Per quest’ultimo, imputato di falsa testimonianza per avere negato di essere a conoscenza dei contatti fra i carabinieri e Vito Ciancimino, si profila la contestazione di una nuova aggravante. Il procurato aggiunto Vittorio Teresi, in aula, ha fatto in tempo a prendere la parola, poi il presidente della Corte, Alfredo Montalto, lo ha stoppato. Questioni procedurali. La nuova aggravante si potrà contestare solo dopo che tutte le parti saranno costituite. Mancino replica: ” Non mi fate fare il veggente”. Un commento lapidario, come brevi erano state le sue parole prima dell’inizio del processo: “Non posso stare nello stesso processo in cui c’è la mafia. Io ho combattuto la mafia”. Il riferimento è alla scontata richiesta da parte dell’ex presidente del Senato di stralciare la propria posizione. Sul punto il procuratore Francesco Messineo replica: “Quella di Nicola Mancino è una posizione che già era stata espressa nel corso dell’udienza preliminare e sulla quale c’è stata già una pronuncia provvisoria. Ritengo che la difesa di Mancino saprà svolgere egregiamente il suo compito proponendo quei temi che ritiene adeguati per il cliente”.

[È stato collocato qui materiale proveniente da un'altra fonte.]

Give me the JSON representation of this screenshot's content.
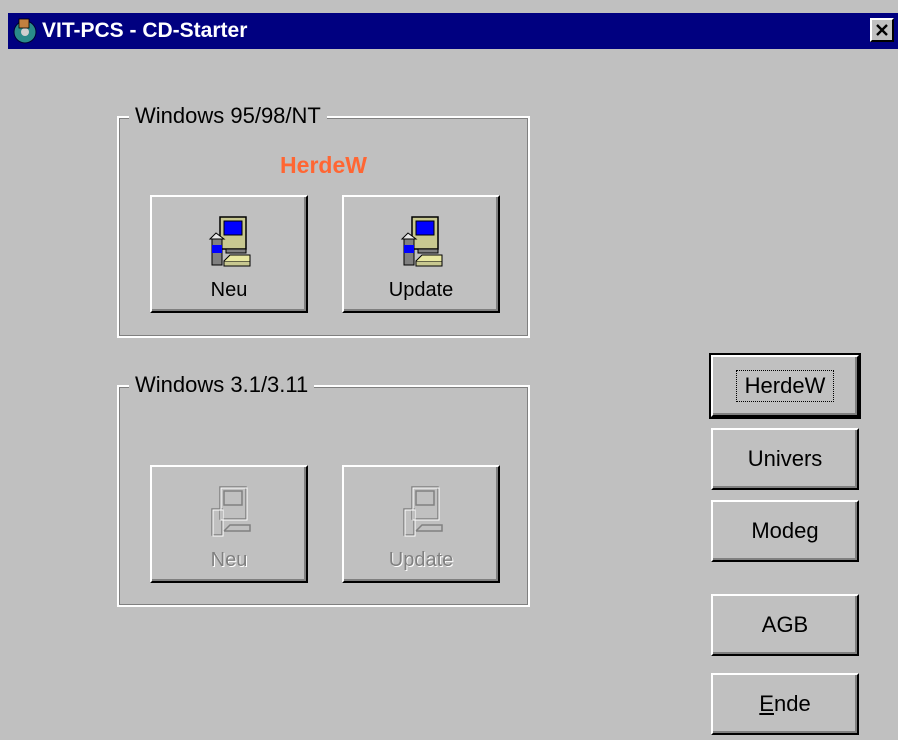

La questione della nuova aggravante sarà chiarita alla prossima udienza. E cioè quando la Corte scioglierà la riserva sulle nuove richieste di costituzioni di parte civile. Il processo è stato rinviato al 31 maggio. da alcune indiscrezioni sembrerebbe che a Mancino potrebbe essere contestata l’aggravante prevista dall’articolo 61 numero 2 del codice penale, che scatta quando si commette un reato per occultarne un altro ovvero per assicurare a sè e ad altri l’impunità. Tutti gli imputati rispondono di attentato al corpo politico dello Stato, tranne Mancino e Massimo Ciancimino, accusato di concorso esterno in associazione mafiosa e calunnia nei confronti dell’ex capo della polizia Gianni De Gennaro. Davanti alla Corte si è presentato l’intero pool di magistrati che ha seguito l’inchiesta: il procuratore Francesco Messineo, l’aggiunto Vittorio Teresi, i sostituti Nino Di Matteo, Francesco Del Bene e Roberto Tartaglia. Mancavano Antonio Ingroia, trasferito ad Aosta e in attesa di sapere cosa farà in futuro, e Lia Sava che nel frattempo è andata a lavorare a Caltanissetta.

La Trattattiva viene storicamente collocata tra l’omicidio dell’euro deputato Salvo Lima e il mancato attentato allo stadio Olimpico di Roma. Siamo, dunque, tra la primavera del 1992 e l’inverno del 1994. Due fatti certi, in mezzo a cui c’è una sfilza di episodi inquietanti e tutti da chiarire. La ricostruzione dei pubblici ministeri ha finito per riempire 120 faldoni. Possiamo sintetizzarla così: la mafia aveva alzato il tiro e fu deciso di ammazzare Lima, garante degli interessi mafiosi. Oggi i suoi familiari chiedono di potersi costituire parte civile nel tentativo, dicono, di ottenere una rivalutazione della figura dell’euro parlamentare democristiano, a cominciare dai suoi rapporti con Giovanni Falcone. Dopo Lima, ammazzato davanti casa a Mondello, altri politici sarebbero finiti nel mirino di Cosa nostra. A quel punto, sarebbe entrato in gioco l’ex ministro Calogero Mannino che, per salvarsi la vita, avrebbe cercato di dare l’input alla trattativa. Mannino ha scelto di essere processato con il rito abbreviato e la sua posizione è stata stralciata. Così come quella di Bernardo Provenzano. Il padrino corleoense è in gravi condizioni di salute.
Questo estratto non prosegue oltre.